DIPG以外の脳幹部腫瘍は、多くが悪性度の低い神経膠腫ですが、症状や経過と画像かではDIPGとの区別、悪性度の判断が困難な場合があり、手術(定位生検)を行い、組織診断によって治療方針を決めることが奨められます。

治療

・外科的治療(DIPG)
臨床的に典型的なDIPGと診断された場合には、生検を行わずに臨床的診断に基づいて治療を開始することが原則です。腫瘍の切除は困難あるいは不可能であり、部分的な切除もその後の経過を左右しないため、外科的治療の対象となることはありません。まれに診断時から、第四脳室を圧迫し、水頭症を併発する場合があり、その場合にはVP-シャント術(髄液の逃げ道をつくる手術)により改善を図ります。

・外科的治療(DIPG以外の腫瘍)
DIPG以外の脳幹部腫瘍は、多くが悪性度の低い神経膠腫ですが、一部悪性度の高い神経膠腫や他の腫瘍、あるいは腫瘍以外の病気が含まれるため、定位生検など手術によって病理組織診断を行うことが推奨されています。局在性腫瘍では、頚髄延髄移行部腫瘍は、画像診断と手術手技の技術の向上により腫瘍の全摘率は上昇しており、全摘出によって救命することが可能である。しかし合併症の可能性をよく検討しながら摘出を計画する必要がありあす。被蓋腫瘍(tectal glioma)は、多くは予後良好な腫瘍であり、脳脊髄液の通路を塞いで水頭症をおこした場合にのみ、第3脳室底開窓術やV-Pシャント術(いずれも脳脊髄液の逃げ道をつくる手術)によって髄液の流れを確保すれば、多くの場合それ以上に腫瘍を切除する必要はないことがわかっています。

・放射線治療(DIPG)
DIPGでは、診断後早期に、腫瘍に対し局所照射を行います。通常の分割照射による総線量54-60グレイの局所照射が標準的です。多分割照射法により60グレイを越える高い線量を照射する臨床試験が行われたが、放射線壊死の頻度が増加したのみで生存期間の延長を認めませんでした。最近は低分割照射の臨床試験が行われていますが、生存期間の延長を認めず、むしろ短くなる結果がでたものもあり、治療期間の短縮以外の利点は示されていません。

・放射線治療(DIPG以外の腫瘍)
局在性腫瘍の場合にも、放射線治療は効果的な治療ですが、低悪性度神経膠腫の項目でも書いておりますように、最近になって、放射線治療による晩期合併症がQOLのみならず生命予後(最終的になおるかどうか)を左右する可能性が最近になって示されるようになりました。
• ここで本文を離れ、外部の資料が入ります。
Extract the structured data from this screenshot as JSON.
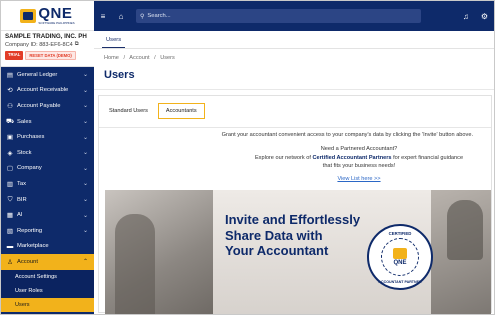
{
  "brand": {
    "logo_text": "QNE",
    "logo_sub": "SOFTWARE PHILIPPINES"
  },
  "company": {
    "name": "SAMPLE TRADING, INC. PH",
    "id": "Company ID: 883-EF6-8C4",
    "badge_trial": "TRIAL",
    "badge_reset": "RESET DATA (DEMO)"
  },
  "sidebar": {
    "items": [
      {
        "label": "General Ledger",
        "icon": "book-icon"
      },
      {
        "label": "Account Receivable",
        "icon": "receivable-icon"
      },
      {
        "label": "Account Payable",
        "icon": "payable-icon"
      },
      {
        "label": "Sales",
        "icon": "sales-icon"
      },
      {
        "label": "Purchases",
        "icon": "purchases-icon"
      },
      {
        "label": "Stock",
        "icon": "stock-icon"
      },
      {
        "label": "Company",
        "icon": "company-icon"
      },
      {
        "label": "Tax",
        "icon": "tax-icon"
      },
      {
        "label": "BIR",
        "icon": "bir-icon"
      },
      {
        "label": "AI",
        "icon": "ai-icon"
      },
      {
        "label": "Reporting",
        "icon": "reporting-icon"
      },
      {
        "label": "Marketplace",
        "icon": "marketplace-icon"
      },
      {
        "label": "Account",
        "icon": "user-icon"
      }
    ],
    "sub_items": [
      {
        "label": "Account Settings"
      },
      {
        "label": "User Roles"
      },
      {
        "label": "Users"
      }
    ]
  },
  "topbar": {
    "search_placeholder": "Search..."
  },
  "main": {
    "top_tab": "Users",
    "breadcrumb": [
      "Home",
      "/",
      "Account",
      "/",
      "Users"
    ],
    "title": "Users",
    "tabs": [
      "Standard Users",
      "Accountants"
    ],
    "message_access": "Grant your accountant convenient access to your company's data by clicking the 'Invite' button above.",
    "message_need": "Need a Partnered Accountant?",
    "message_explore_pre": "Explore our network of",
    "message_explore_bold": "Certified Accountant Partners",
    "message_explore_post": "for expert financial guidance",
    "message_needs": "that fits your business needs!",
    "view_list_link": "View List here >>",
    "banner_line1": "Invite and Effortlessly",
    "banner_line2": "Share Data with",
    "banner_line3": "Your Accountant",
    "seal_top": "CERTIFIED",
    "seal_logo": "QNE",
    "seal_bottom": "ACCOUNTANT PARTNER"
  },
  "colors": {
    "navy": "#0e2a6a",
    "accent": "#f2b21b",
    "link": "#2b67c6"
  }
}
このため、化学療法や手術など、他の治療方法では治療できない場合に限って用いられる傾向にあります。

・化学療法(DIPG)
DIPGに対しては放射線治療に、化学療法を併用する臨床試験が世界で数多く行われてきましたが、有用性が示されたものがまったくありません。このため、最初に化学療法を受けることはすすめられません。最近は、数多くの分子標的薬も本疾患を対象に臨床試験が行われていますが、有効性が示されたものがありません。化学療法は緩和医療で経口抗がん剤が用いられるにとどまっている。

・化学療法(DIPG以外)
他の低悪性度神経膠腫と同様に、腫瘍の切除が困難で、症状がある場合には、化学療法が用いられるようになっています。

予後

DIPGの2年全生存率で5-20%で、生存率の向上が近年も認められません。予後の改善のためには、腫瘍そのものから腫瘍特異的な遺伝子異常あるいはエピジェネティックな異常を見つけ出し、治療標的を見つけ、薬剤を開発する必要性があるとして、診断後腫瘍生検を行い、遺伝子異常検索、薬剤スクリーニングを行う臨床試験が欧米で開始されています。
局在性腫瘍は、被蓋中脳腫瘍の90-100%をはじめ、予後良好なものが多く、治療合併症が生命予後を左右する可能性も高く、QOLも考慮して、合併症を少なくする治療方針の採用がすすめられます。